"My students are my teachers

and my teachers are my students."

Web data extraction consists of automatically identifying structured
data on web pages and loading the data into a
database or other EDP application.
A comprehensive logical theory of Web data extraction and data extraction from
semi-structured documents was developed
in the paper
*
Monadic Datalog and the Expressive Power of Languages for
Web Information Extraction *
(PODS'02, full version: JACM 51:1, 2004)
with Christoph Koch.
A first basic insight of this study was
that data extraction from tree-structered documents
is a task which can be essentially described by
monadic logic, and that, in particular, monadic second order logic
(MSO) is a
well-suited formalism for describing most relevant data extraction
tasks. Since MSO is not a practical language and has a high expression
complexity, we looked for a simpler extraction language having the
same expressive power. We identified * monadic datalog *
as a good
candidate and proved that, over tree structures, monadic datalog
has exactly the same expressive power as MSO, but much
lower complexity (size of program times size of input document).

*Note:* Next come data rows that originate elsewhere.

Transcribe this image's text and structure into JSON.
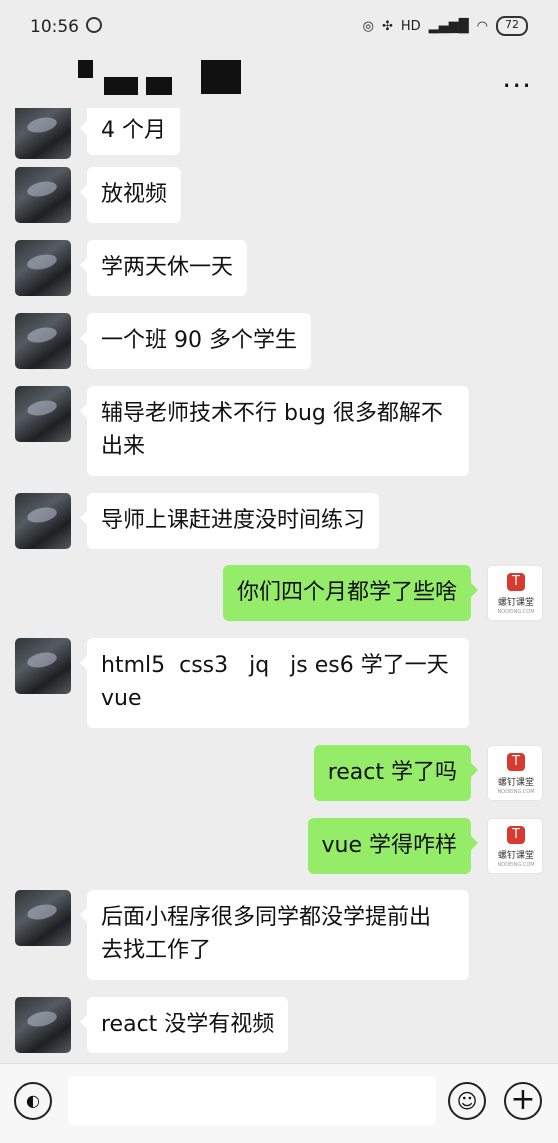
{
  "status_bar": {
    "time": "10:56",
    "signal_text": "HD",
    "battery": "72"
  },
  "header": {
    "more_label": "..."
  },
  "messages": [
    {
      "side": "left",
      "text": "4 个月"
    },
    {
      "side": "left",
      "text": "放视频"
    },
    {
      "side": "left",
      "text": "学两天休一天"
    },
    {
      "side": "left",
      "text": "一个班 90 多个学生"
    },
    {
      "side": "left",
      "text": "辅导老师技术不行 bug 很多都解不\n出来"
    },
    {
      "side": "left",
      "text": "导师上课赶进度没时间练习"
    },
    {
      "side": "right",
      "text": "你们四个月都学了些啥"
    },
    {
      "side": "left",
      "text": "html5  css3   jq   js es6 学了一天\nvue"
    },
    {
      "side": "right",
      "text": "react 学了吗"
    },
    {
      "side": "right",
      "text": "vue 学得咋样"
    },
    {
      "side": "left",
      "text": "后面小程序很多同学都没学提前出\n去找工作了"
    },
    {
      "side": "left",
      "text": "react 没学有视频"
    }
  ],
  "brand": {
    "logo_letter": "T",
    "name": "螺钉课堂",
    "url": "NODEING.COM"
  },
  "input": {
    "placeholder": ""
  },
  "icons": {
    "voice": "voice-icon",
    "emoji": "emoji-icon",
    "plus": "plus-icon"
  }
}
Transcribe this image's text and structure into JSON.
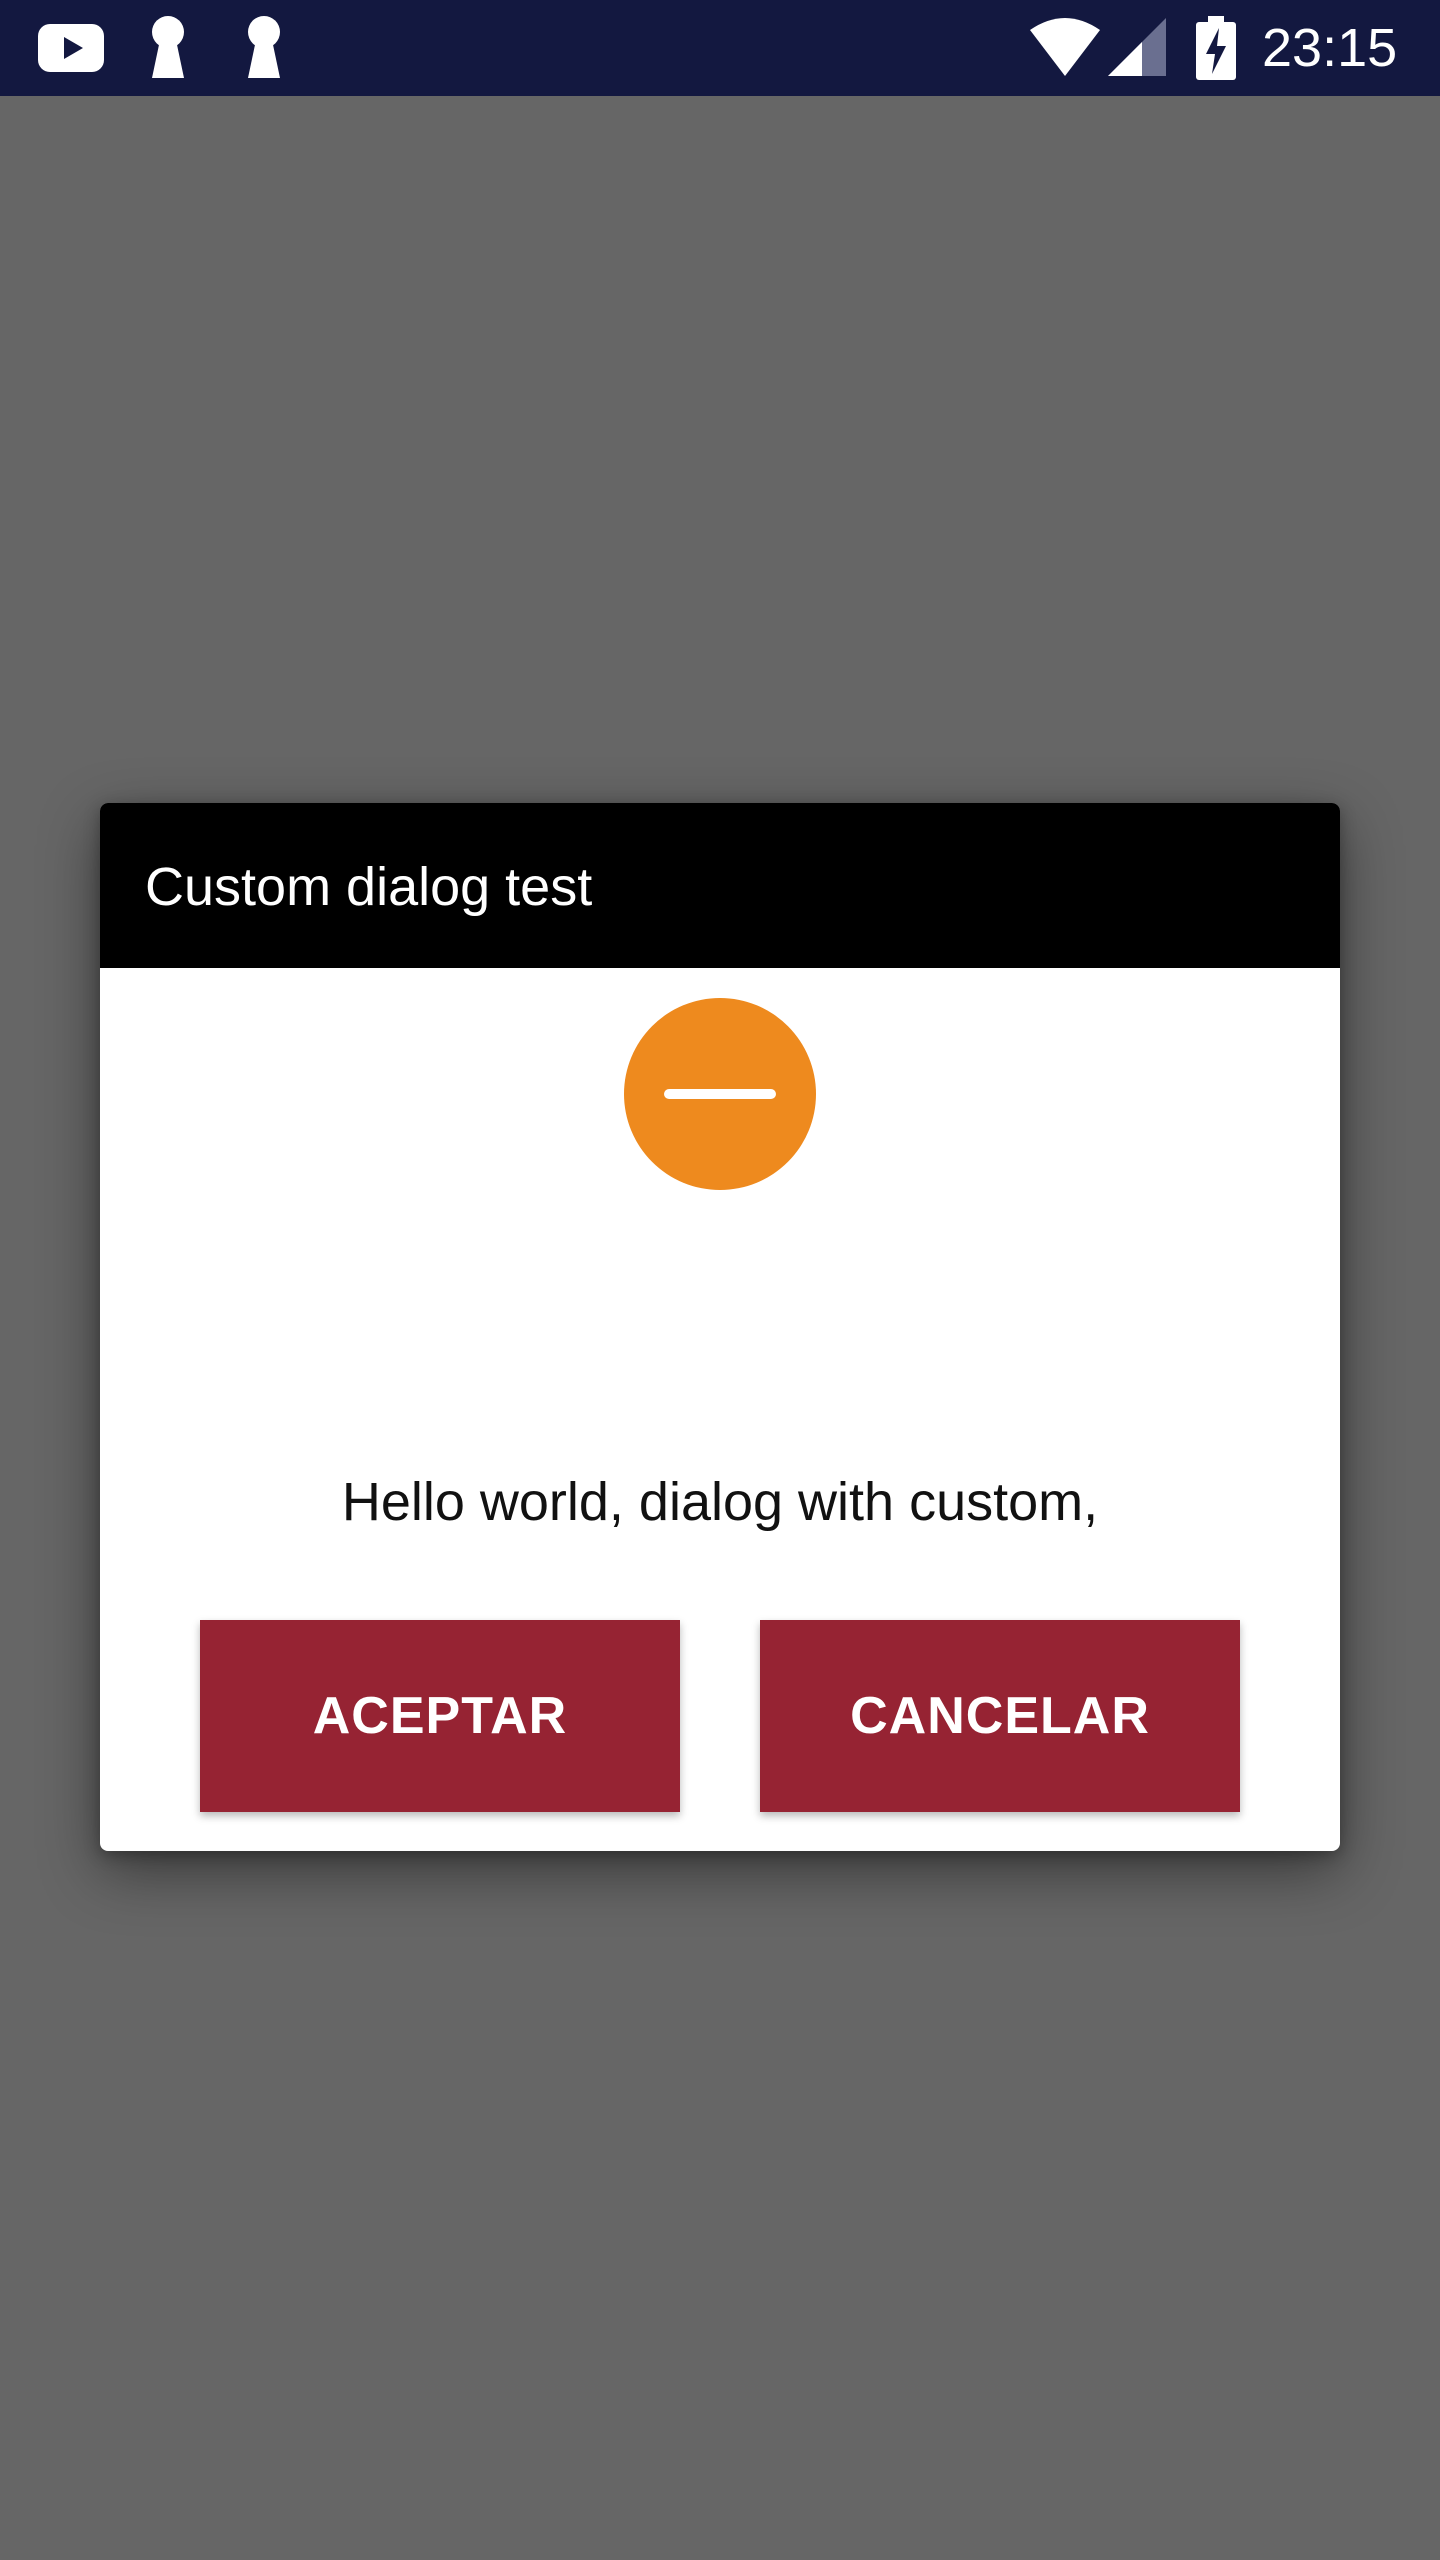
{
  "status_bar": {
    "time": "23:15",
    "icons": [
      "youtube-icon",
      "keyhole-icon",
      "keyhole-icon",
      "wifi-icon",
      "cell-signal-icon",
      "battery-charging-icon"
    ],
    "background_color": "#131840"
  },
  "dialog": {
    "title": "Custom dialog test",
    "icon": "minus-circle-icon",
    "icon_color": "#EE8A1E",
    "message": "Hello world, dialog with custom,",
    "buttons": {
      "accept_label": "ACEPTAR",
      "cancel_label": "CANCELAR"
    },
    "button_color": "#962333",
    "header_color": "#000000"
  },
  "background_color": "#666666"
}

As a practical tool, with postdocs Robert Baumgartner,
Sergio Flesca, and Marcus Herzog, we designed and implemented the Lixto
system for visual
data extraction, whose original version is
described in the VLDB'01 paper
*
Visual Web Information Extraction with Lixto
*.
This system allows a designer to develop
a wrapper,
that is, an information extraction program, by mainly visual and
interactive operations performed on a sample document. These
wrappers are formulated in an extension of monadic datalog.
This means that monadic datalog programs over HTML-trees, and thus
MSO mappings,
can be essentially defined in a visual and interactive manner.
For further publications on Lixto,
click
here .
The Lixto sytem has been further developed by
Vienna based company * Lixto Software
* ,
and is now used by a large number of corporate customers.
Our theoretical results on data extraction
got the best paper award at ACM PODS 2002.
The Lixto software was a finalist in the
World Technology Award
competition 2003 in San Francisco.

The concepts of
* tree decomposition*
and the associated concept of treewidth
(a cyclicity measure for graphs)
introduced by the well-known graph theorists
Robertson and Seymour in Robertson,
(J. Algorithms 7, 1986, pp.309-322.} was of great profit to Computer
Science. Many NP hard problems turned out to be tractable on instances
whose underying graphs have bounded treewidth.

However, the structure
of many problems is better described by hypergraphs than by graphs. We
were thus looking for suitable hypergraph decomposition methods with
similar properties as treewidth, and forged the new decomposition
concept of * hypertree decompositions (HD) * and the
associated notion of
* hypertree width * in the paper
* Hypertree Decompositions and Tractable Queries*
(PODS'99,JCSS n.64, 2002). This
decomposition has
several favorable properties: For every constant * k *, it can be
determined in polynomial time whether a given hypergraph has HW
* k *,
and in the positive case, a HD of width * k * can be
computed, moreover, many problems such as conjunctive query
evaluation, and constraint satisfaction problems (CSPs), which are
NP complete in general, can be solved in polynomial time for instances
of bounded HW.

By solving an open problem, we showed that for a
different decomposition method proposed by Chekuri and
Rajaraman (C.Chekuri and A.Rajaraman,
* Conjunctive Query Containment Revisited *, Proc. 6th . Intl. Conf on
Database Theory, Springer LNCS 1186, 1987, pp. 56-70.), it is NP-hard
to determine whether a hypergraph has bounded width.
A natural game-theoretic characterization of hypertree-width
was given in the paper *
Robbers, Marshals, and guards: Game theoretic and logical
characterizations of hypertree width * (PODS'02, full version
in JCSS 66, 2003), where it was shown that a hypergraph has
HW * k * iff * k * ``marshals'' (each of which can control a hyperedge)
can capture a robber who can move freely along connected hyperedges
not occuppied by
marshals. In the paper
*A Comparison of Structural CSP Decomposition Methods * ,
the
concept of
hypertree width was compared to various other hypergraph decomposition
methods and it was shown that hypertree-width
dominates these methods in generality.
Further investigations can be founfr in the more recent paper
*
Generalized Hypertree Decompositions:
NP-Hardness and Tractable Variants
*, which
got the Best Paper Award at ACM PODS'07.

There are two Web pages which both contain papers on hypertree decomposition and downloadable code of decomposition algorithms: The Italian Hypertree Decomposition Homepage , maintained by Francesco Scarcello, and the Vienna Hypertree Project Page , maintained by Nysret Musliu.

We are currently continuing our research on hypertree decompositions in various directions: Finding new and faster decomposition algorithms, generalizing the concept, extending the range of applications.